Masalah yang ditemukan yaitu investor yang mendirikan hotel dan restoran di Kota Yogyakarta, izin yang seharusnya digolongkan dalam Tanda Daftar Usaha Pariwisata (TDUP) namun para pelaku usaha justru mendaftarkan tempat bisnisnya melalui Izin Usaha Mikro dan Kecil (IUMK) yang seharusnya itu dilakukan oleh pemilik usaha berskala mikro dan kecil.

Artinya terdapat ketidak jujuran dalam pengisian data pengajuan izin usaha yang dikirim oleh para pemilik usaha.

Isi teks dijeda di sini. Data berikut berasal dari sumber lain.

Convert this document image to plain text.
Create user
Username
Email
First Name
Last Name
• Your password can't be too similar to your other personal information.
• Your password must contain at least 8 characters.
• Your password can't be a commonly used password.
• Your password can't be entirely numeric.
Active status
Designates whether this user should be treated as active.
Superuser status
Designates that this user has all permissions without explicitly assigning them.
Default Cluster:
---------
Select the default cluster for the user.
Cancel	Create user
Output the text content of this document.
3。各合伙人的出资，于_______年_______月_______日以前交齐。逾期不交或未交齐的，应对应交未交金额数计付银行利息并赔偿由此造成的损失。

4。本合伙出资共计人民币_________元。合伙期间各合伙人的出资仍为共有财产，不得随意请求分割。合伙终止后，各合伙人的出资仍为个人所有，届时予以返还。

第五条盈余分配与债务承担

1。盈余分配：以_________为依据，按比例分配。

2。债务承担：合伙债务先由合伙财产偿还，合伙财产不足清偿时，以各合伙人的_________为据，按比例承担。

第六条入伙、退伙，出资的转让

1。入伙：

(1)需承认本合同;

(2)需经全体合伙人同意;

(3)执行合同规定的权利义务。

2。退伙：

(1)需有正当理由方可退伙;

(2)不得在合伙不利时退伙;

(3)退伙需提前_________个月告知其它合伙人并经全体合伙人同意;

“Mestinya kan izinnya pakai TDUP karena skalanya besar, tapi mereka justru pakainya IUMK,” tandas Kepala Bidang Pengendalian Penanaman Modal Dinas Penanaman Modal Pelayanan Terpadu Satu Pintu (DPMPTSP) Yogyakarta, Nitya Raharjanta, Rabu (17/2/2021).

Ia mengemukakan, munculnya Online Single Submission (OSS) membuat pelaku usaha yang ingin membuka bisnis seolah dimanjakan. Namun masih banyak ditemui pelaku usaha yang tak ingin repot dalam mengurus izin usaha kepada Pemkot Yogyakarta.

Diakui sebagai kota yang sering menjadi jujukan wisatawan, izin tempat usaha pariwisata di Yogyakarta tumbuh subur setiap tahun. Sepanjang tahun 2020, DPMPTSP Yogyakarta mencatat ada 133 tempat usaha hotel dan restoran yang dalam izinnya tercantum menggunakan IUMK namun jenis usahanya berskala besar.

Upaya pemanggilan terhadap pemilik usaha pun sudah dilakukan oleh pihak DPMPTS supaya pemilik usaha mengganti izin tersebut. “Tapi yang baru memenuhi panggilan dan bersedia hadir hanya tiga saja. Lainnya masih belum,” tambahnya.

Nitya menjelaskan, alasan pemilik usaha berskala besar namun menggunakan IUMK lantaran izin lewat IUMK prosesnya cepat dan ringkas.

“Pengakuan mereka IUMK lebih cepat dan ringkas. Sekali submit izinnya sudah keluar. Kalau TDUP kan prosesnya lama, berkasnya banyak,” jelasnya.

Adanya fenomena tersebut menurutnya tidak berpengaruh besar terhadap pendapatan pajak tempat usaha di Kota Yogyakarta. Hanya saja ia menyayangkan sikap ketidakjujuran para pelaku usaha yang ingin berkegiatan usaha saat ini.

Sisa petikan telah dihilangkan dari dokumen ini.